Published online by Cambridge University Press: 23 July 2017
… the apparel industry, as presently constituted, is exploitative at its core.
(Bonacich and Appelbaum, 2000, p. 22)Global Products, Sweatshop Labour: Introducing the ‘Made in India’
We wear and consume globalization on a daily basis. The majority of the products we purchase are global products, created through a complex organization of production stretching across the world economy. Garments are the global product par excellence. If we read the labels of the clothes we wear, we immediately realize that, at present, they come from a staggering number of different countries. Today, even the least remarkable among local clothing shops, malls and boutiques in many developed as well as emerging economies is likely to sell ‘global’ garments: jeans made in Bangladesh, T-shirts made in India, trousers made in China, Cambodia or Vietnam, coats made in Italy, Turkey or Mexico. Being produced in so many different parts of the world, these garments share a number of common traits. First, they are often extremely cheap. In the last four decades, the price of readymade clothing has fallen massively. In Europe and the US, retail stores such as Primark or Wal-Mart sell garments for the price of an ice cream or a slice of pizza. Second, garments come in myriads of different styles that change more rapidly that even fickle consumer taste could ever do. In fact, it is this continuous process of change – the ‘fast fashion’ model – that is increasingly leading to shifts in consumer taste among middle classes worldwide. Third, while vaguely indicating the country of production, garments hardly provide any other clue regarding their exact origins. This labelling politics contributes to the representation of production regions as undifferentiated lands, effectively hiding the exact location of production, and with it the source of value.

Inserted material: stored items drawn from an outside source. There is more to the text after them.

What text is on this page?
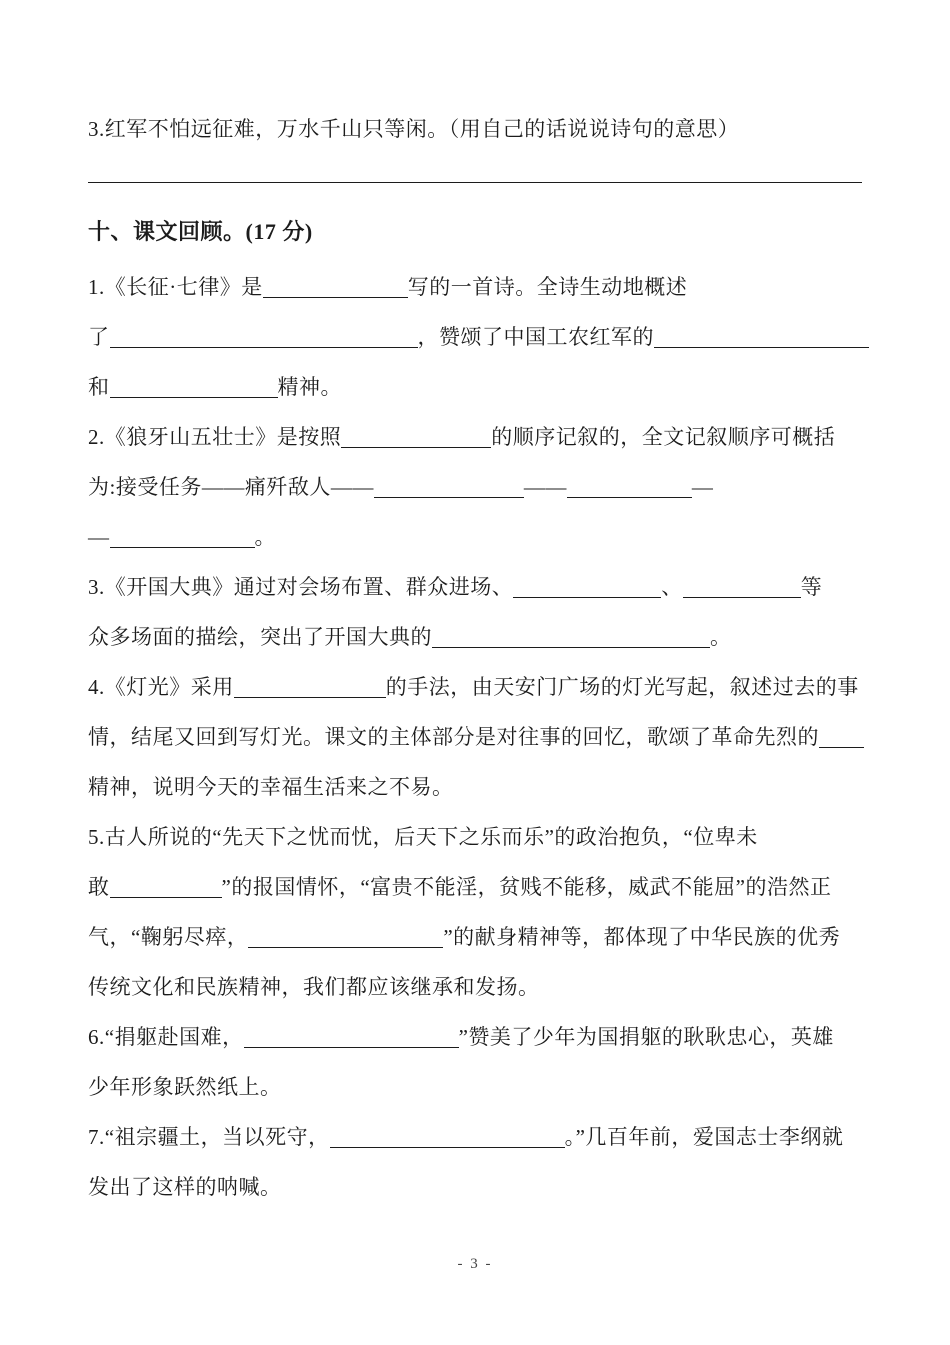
3.红军不怕远征难，万水千山只等闲。（用自己的话说说诗句的意思）
十、课文回顾。(17 分)
1.《长征·七律》是	写的一首诗。全诗生动地概述
了	，赞颂了中国工农红军的
和	精神。
2.《狼牙山五壮士》是按照	的顺序记叙的，全文记叙顺序可概括
为:接受任务——痛歼敌人——	——	—
—	。
3.《开国大典》通过对会场布置、群众进场、	、	等
众多场面的描绘，突出了开国大典的	。
4.《灯光》采用	的手法，由天安门广场的灯光写起，叙述过去的事
情，结尾又回到写灯光。课文的主体部分是对往事的回忆，歌颂了革命先烈的
精神，说明今天的幸福生活来之不易。
5.古人所说的“先天下之忧而忧，后天下之乐而乐”的政治抱负，“位卑未
敢	”的报国情怀，“富贵不能淫，贫贱不能移，威武不能屈”的浩然正
气，“鞠躬尽瘁，	”的献身精神等，都体现了中华民族的优秀
传统文化和民族精神，我们都应该继承和发扬。
6.“捐躯赴国难，	”赞美了少年为国捐躯的耿耿忠心，英雄
少年形象跃然纸上。
7.“祖宗疆土，当以死守，	。”几百年前，爱国志士李纲就
发出了这样的呐喊。
- 3 -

Eventually, we do learn where exactly given garments come from. Sadly, however, this process of discovery is generally linked to the unfolding of terrible industrial disasters or the unveiling of sweatshop scandals. Until April 2013, consumers had perhaps never heard of an industrial area called Savar, in Dhaka, Bangladesh. Now, many do, after the collapse of Rana Plaza, an eight-storey building hosting garment factories producing for global buyers.